But "Momager" Kris Jenner is the one who stays on top of it all -- lucrative as it all is for her family -- and she took the stage at Advertising Week in New York on Tuesday to discuss the Kardashians' evolution into a world famous brand. She was interviewed by Scott Donaton, global chief content officer at Interpublic Group of Cos.' UM.

Much of the chat revolved largely around the hundreds of things the Kardashian and Jenner clans are involved in. That ranges from fashion, which includes their own set of boutiques called Dash to a line at Kmart, to Kim Kardashian fragrances and even pharmaceutical endorsements for Merck by Ms. Jenner's husband and former Olympian Bruce Jenner.

But savvy marketer that she is, she also didn't waste the opportunity to pitch a roomful of ad people. Ms. Jenner spent some time trying to appeal to advertisers and agencies in the room that aligning with the Kardashian will reap returns.

Given the family is a top target of gossip magazines and blogs on a daily basis it's only expected that some conservative marketers could shy away. Those especially were the kind that Ms. Jenner was hoping to convince to give the Kardashian clan -- which she euphemistically acknowleged as "colorful" -- a shot. "When a company like Kotex reaches out it's because we are successful, and they have an open mind about it," she said. "They realize it's a modern world."

Social Media Penetration

She also claimed that the size of her brood and their reach on social media is a powerful tool for connecting with consumers. By working with one of the members of the family, advertisers get a "security blanket," she said. For example, if Ms. Jenner signs an endorsement deal, her daughters might mention it to their Twitter followers or post on Instagram about it, extending the reach to millions more people. (Kim alone has a whopping 18.5 million followers on Twitter and nearly 10 million on Instagram.)

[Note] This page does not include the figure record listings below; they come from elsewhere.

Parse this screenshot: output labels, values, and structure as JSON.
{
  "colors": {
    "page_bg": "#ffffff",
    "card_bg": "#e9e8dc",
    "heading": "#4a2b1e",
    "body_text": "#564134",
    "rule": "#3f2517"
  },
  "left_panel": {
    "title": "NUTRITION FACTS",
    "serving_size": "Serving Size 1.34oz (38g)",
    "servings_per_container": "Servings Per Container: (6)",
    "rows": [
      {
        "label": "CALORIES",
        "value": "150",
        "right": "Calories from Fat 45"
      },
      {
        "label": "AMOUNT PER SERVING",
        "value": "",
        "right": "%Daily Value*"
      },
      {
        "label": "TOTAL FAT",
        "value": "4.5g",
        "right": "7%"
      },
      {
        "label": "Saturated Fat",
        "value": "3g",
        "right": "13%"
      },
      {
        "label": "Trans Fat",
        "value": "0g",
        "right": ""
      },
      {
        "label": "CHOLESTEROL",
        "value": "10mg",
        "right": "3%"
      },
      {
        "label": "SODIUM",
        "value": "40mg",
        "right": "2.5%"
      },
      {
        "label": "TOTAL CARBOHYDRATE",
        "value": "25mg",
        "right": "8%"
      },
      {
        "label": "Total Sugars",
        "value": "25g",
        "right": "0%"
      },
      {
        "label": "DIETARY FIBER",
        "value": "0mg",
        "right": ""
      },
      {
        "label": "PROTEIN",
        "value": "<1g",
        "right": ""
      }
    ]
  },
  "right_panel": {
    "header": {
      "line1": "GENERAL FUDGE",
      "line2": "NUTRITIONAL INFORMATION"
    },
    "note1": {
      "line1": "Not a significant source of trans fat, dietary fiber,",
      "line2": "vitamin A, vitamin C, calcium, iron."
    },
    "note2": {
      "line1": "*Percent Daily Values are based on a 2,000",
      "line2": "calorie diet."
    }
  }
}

Ms. Jenner noted that social media is a major committment the Kardashians and Jenners have made for PR purposes, and the media channels her family is involved with are constantly increasing. The family recently got onto the video sharing social network Keek in the hopes that it's another social channel that will amplify the 62 million total Twitter followers the members of the family already have.

She further vowed that her family takes brand endorsements seriously, pointing to her youngest daughters, Kendall and Kylie Jenner's deal with Pac-Sun. "They learned from their sisters," she said. "They feel responsible for the quality and the resulting press."

With the good, comes some bad. And Ms. Jenner acknowledged the fact that her family often is bieseged with negative press -- but she attempted to position it as a good thing for advertisers.

In a recent example, Ms. Jenner said she was reading the tabloid coverage about daughter Khloe's rumored "secret baby," and laughed it off. "It sells magazines," and it will sell product too, she said. "We have thick skin."